Fergus J. Couch, PhD

On behalf of Consortium of Investigators of Modifiers of BRCA1/2 (CIMBA)
Evidence suggests that 35% of women with BRCA1 mutations will never develop breast cancer but it is currently not possible to predict which BRCA1 mutation carriers are in this category. Dr. Couch and his collaborators propose to validate the results from a genome wide association study of BRCA1 carriers in order to identify the commonly inherited alterations in the human genome that are associated with altered risk of breast cancer in BRCA1 mutation carriers. Once a number of these risk modifiers have been verified, they aim to develop new risk assessment models for BRCA1 carriers that will predict individual risk of breast cancer. The samples needed for the genome wide association study of breast cancer in BRCA1 carriers have been collected. In June, Dr. Couch reported that sample quality is being checked and genotyping will commence shortly.

Mid-year Progress Report:
This project is studying common genetic alterations in the human genome among women with mutations in the BRCA1 breast and ovarian cancer predisposition genes in order to identify the alterations that modify the risk of breast cancer. DNA samples from over 3,000 women have been collected and the samples that will be used in the first stage of the genetic testing of alterations have been selected.

Bio:
Fergus J. Couch is an Associate Professor in the Department of Laboratory Medicine and Pathology in the Mayo Clinic College of Medicine. He obtained his undergraduate and Ph.D degrees from University College Cork, Ireland and received postdoctoral training under the mentorship of Francis S. Collins at the University of Michigan and Barbara L. Weber at the University of Pennsylvania. He is the vice-chair of the Division of Experimental Pathology and the deputy director of the breast cancer research program at the Mayo Clinic.

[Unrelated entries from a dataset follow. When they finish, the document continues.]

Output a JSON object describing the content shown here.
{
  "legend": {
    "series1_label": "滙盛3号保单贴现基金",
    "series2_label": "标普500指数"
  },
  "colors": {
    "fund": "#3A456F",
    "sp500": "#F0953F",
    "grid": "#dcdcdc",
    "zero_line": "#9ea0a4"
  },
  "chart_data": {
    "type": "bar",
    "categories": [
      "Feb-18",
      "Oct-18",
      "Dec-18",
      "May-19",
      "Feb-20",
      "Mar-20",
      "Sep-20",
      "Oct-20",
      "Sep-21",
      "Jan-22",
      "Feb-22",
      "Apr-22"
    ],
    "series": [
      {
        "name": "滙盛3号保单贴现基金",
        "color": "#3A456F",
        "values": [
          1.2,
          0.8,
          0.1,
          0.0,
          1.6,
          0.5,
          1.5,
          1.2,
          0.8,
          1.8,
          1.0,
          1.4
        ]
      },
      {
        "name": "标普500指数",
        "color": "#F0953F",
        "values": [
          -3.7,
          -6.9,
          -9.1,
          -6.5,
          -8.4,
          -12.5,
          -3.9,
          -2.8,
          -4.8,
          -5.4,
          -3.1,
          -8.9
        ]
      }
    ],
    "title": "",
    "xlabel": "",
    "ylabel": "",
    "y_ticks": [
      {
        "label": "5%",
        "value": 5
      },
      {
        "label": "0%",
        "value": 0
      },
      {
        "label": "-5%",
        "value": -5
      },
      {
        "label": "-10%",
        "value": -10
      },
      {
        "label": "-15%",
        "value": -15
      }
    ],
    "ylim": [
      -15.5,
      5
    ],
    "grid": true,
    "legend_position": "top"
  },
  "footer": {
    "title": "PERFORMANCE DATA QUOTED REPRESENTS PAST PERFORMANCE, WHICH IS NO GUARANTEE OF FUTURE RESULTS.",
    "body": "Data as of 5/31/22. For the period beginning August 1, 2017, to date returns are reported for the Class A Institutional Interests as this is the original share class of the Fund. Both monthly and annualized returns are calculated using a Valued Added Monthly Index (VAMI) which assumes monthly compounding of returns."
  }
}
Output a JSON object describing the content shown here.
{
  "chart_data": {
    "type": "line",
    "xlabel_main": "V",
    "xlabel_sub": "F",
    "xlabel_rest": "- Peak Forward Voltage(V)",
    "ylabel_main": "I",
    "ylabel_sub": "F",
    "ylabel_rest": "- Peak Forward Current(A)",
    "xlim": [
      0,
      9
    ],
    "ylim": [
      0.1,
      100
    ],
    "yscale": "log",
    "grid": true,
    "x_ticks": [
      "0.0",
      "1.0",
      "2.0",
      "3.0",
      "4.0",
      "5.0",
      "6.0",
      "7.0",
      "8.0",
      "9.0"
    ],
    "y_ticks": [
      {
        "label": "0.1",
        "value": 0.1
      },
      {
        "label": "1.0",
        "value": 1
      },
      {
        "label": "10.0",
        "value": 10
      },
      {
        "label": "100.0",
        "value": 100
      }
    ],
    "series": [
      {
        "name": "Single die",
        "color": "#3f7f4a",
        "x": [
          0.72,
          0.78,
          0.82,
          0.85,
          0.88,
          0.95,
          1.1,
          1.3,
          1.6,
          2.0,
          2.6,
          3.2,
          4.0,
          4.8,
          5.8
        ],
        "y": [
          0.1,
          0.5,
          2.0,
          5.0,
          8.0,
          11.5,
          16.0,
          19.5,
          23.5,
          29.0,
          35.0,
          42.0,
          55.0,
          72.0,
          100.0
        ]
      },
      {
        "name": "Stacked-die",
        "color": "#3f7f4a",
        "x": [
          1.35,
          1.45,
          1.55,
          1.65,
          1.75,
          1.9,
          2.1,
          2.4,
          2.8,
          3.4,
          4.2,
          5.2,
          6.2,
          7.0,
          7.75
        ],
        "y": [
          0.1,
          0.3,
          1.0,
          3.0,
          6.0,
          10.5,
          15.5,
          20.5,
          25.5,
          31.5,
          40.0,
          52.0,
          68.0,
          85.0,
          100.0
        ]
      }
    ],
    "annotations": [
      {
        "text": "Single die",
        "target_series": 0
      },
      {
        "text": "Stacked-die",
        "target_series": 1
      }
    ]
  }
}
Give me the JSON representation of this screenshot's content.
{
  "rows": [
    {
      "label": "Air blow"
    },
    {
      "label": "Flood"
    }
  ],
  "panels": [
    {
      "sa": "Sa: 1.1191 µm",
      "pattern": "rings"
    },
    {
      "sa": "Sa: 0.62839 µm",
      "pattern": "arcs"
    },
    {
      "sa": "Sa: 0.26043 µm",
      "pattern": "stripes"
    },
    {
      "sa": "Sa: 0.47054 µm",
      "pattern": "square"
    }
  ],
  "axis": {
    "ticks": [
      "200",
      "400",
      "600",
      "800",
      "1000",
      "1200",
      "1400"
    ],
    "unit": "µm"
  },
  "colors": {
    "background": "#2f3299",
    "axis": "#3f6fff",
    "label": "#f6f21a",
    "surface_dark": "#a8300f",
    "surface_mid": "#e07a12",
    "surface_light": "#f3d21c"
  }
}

Dr. Couch has had a long-standing interest in the genetics of breast cancer following his involvement in the initial characterization of the BRCA1 and BRCA2 genes as a postdoctoral fellow. Dr. Couch is taking a multidisciplinary approach to characterization of genetic factors associated with breast cancer. Much of his work is focused on identification of common genetic risk factors for breast cancer and genetic modifiers of breast cancer risk in BRCA1 and BRCA2 mutation carriers. In addition, he leads an international consortium that is using laboratory and epidemiological approaches to determine which unclassified variants in BRCA1 and BRCA2 predispose to cancer. Dr. Couch is also studying how BRCA2 and a number of candidate oncogenes from a region of gene amplification on chromosome 17 contribute to breast cancer using animal models and cell biology approaches. His studies of these genes have led to a specific interest in the contribution of defects in cell division to breast cancer.